5. The Felice Brothers - Tonight At The Arizona ( 2007 )
The Felice's first properly distributed album ( outside of the U.S anyway )is still their best to me. The Dylan and the Band influences are most apparent here, but that doesn't bother me. I'm a firm believer in quality songwriting winning out over originality and this album has it in bucketloads, coupled with wisdom that belies their tender years. Roll On Arte sets the template for Frankie's Gun, albeit in a more downbeat fashion, while Hey Hey Revolver and Lady Day satisfy on the ballad front. The raucous live version of Take This Hammer captures all of the spontaneous energy of their live show and suggests that this perhaps is the medium they have the most mastery of?

4. The Jayhawks - Tomorrow The Green Grass ( 1995 )
Along with 1992's Hollywood Town Hall, this is impeccable, perfectly crafted country rock, wonderfully played and sympathetically produced. Marc Olson and Gary Louris' harmonies slot together perfectly to form something totally unique. I like to imagine it's the sort of thing that Hank Williams had in mind when talking about 'that high lonesome sound'. The songs are top drawer too. If anyone can explain to me why Blue wasn't a huge radio hit I'd be very grateful. Miss William's Guitar isn't far behind either. Heavenly.

3. Wilco - Yankee Hotel Foxtrot ( 2002 )
Coming after the Brian Wilson referencing Summerteeth, this was a bit of a shock to the system for me, but after much perseverance this has become one of my favorite albums. Jim O'Rourke's sonic trickery bathes the album in a peculiar sonic hue which should have dated by now, but still sounds totally fresh. Tweedy's ricketty guitar leads on the infectious I'm The Man Who Loves You are inspired, while Jesus Etc and War On War are sweet pop gems of the highest order. Now, if only they'd included Venus Stop The Train, this would probably have hit the top spot on the list.

2. Ryan Adams - Heartbreaker ( 2000)
Although the following album, the Elton John inspired Gold is undoubtedly more fun, Adam's appropriately titled solo debut has a depth he hasn't matched since. Raucous opener To Be Young (Is to Be Sad, Is to Be High) captures Dylan's Thin Wild Mercury Sound, but from there on in it's haunting acoustic balladry all the way. The Emmylou Harris duet Oh My Sweet Carolina makes him sound more like Gram's ghost than anything else he's ever recorded, and is matched quality wise by almost everything here.
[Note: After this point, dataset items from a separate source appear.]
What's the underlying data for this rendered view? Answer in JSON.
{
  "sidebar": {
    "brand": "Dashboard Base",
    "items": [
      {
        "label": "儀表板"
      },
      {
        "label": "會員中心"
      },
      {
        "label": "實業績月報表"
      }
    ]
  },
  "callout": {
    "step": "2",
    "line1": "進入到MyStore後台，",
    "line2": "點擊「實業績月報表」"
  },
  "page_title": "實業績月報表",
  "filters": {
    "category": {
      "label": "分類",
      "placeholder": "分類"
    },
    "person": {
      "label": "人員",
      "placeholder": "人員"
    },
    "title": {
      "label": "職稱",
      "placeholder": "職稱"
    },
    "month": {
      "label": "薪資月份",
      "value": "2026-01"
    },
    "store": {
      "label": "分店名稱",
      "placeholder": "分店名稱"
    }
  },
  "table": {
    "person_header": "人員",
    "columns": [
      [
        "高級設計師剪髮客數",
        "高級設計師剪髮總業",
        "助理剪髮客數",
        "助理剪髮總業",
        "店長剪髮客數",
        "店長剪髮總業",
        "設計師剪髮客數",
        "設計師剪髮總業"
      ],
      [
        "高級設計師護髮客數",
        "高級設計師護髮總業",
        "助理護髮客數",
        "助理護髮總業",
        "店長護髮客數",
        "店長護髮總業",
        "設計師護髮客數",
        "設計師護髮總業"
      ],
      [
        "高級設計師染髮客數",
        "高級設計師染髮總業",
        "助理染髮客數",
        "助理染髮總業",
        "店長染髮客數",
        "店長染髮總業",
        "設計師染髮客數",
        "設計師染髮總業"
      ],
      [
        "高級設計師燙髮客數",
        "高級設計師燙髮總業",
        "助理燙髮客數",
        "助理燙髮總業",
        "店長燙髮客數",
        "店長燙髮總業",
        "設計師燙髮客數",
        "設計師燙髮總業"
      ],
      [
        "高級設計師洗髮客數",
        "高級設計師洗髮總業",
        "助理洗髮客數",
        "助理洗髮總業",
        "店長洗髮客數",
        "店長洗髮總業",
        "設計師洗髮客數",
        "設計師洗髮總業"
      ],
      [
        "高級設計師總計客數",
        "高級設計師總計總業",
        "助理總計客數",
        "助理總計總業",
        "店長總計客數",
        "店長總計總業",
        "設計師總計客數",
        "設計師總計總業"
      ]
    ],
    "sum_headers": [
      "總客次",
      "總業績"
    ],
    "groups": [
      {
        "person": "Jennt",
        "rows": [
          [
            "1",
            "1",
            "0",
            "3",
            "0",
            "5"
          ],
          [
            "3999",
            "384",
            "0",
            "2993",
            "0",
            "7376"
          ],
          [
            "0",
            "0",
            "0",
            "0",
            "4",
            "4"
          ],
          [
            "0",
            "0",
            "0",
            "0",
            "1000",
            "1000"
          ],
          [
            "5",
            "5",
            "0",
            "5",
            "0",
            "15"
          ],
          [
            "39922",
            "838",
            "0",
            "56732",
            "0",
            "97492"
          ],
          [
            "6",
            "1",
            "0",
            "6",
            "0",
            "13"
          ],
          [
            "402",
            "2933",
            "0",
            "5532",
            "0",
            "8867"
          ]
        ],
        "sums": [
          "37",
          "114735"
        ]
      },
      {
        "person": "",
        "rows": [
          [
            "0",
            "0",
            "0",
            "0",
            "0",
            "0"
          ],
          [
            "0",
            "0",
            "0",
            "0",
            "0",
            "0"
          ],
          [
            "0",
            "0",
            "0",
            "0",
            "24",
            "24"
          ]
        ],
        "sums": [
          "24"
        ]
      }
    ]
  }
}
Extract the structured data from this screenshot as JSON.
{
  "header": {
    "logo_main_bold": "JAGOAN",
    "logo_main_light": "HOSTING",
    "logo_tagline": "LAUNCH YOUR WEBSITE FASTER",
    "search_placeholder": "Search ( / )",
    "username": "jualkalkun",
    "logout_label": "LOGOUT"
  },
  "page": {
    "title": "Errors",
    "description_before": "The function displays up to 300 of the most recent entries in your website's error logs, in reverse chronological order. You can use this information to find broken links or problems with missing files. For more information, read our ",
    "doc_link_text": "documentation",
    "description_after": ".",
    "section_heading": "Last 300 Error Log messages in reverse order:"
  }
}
1. Midlake - The Trials of Van Occupanther ( 2006 )
An unusual band with a very deliberate recording process which sees themselves reinvent themselves with each album, this is an album I've heard compared to a lot of bands. The closest comparison I can think of is Radiohead's OK Computer, performed through a filter of Neil Young and Fleetwood Mac's Rumors, although that makes it sound like Grandaddy, which it most certainly doesn't. And that's the sort of album this is, one that defies logical description and effortlessly merges genres that shouldn't be able to comfortably coexist. Opener Roscoe has an infectious chug, simple, great guitar work and a chorus to die for, while Young Bride is the tenderest of ballads. One album that deserves all of the hype surrounding it.

1 comment:

  1. Well, ok, hmmm, I think I'm liking you more and more with each list I look through. So great to see Midlake here, esp. at #1. Heard them on a Chicago college station and immediately got this album. Loved the first time through.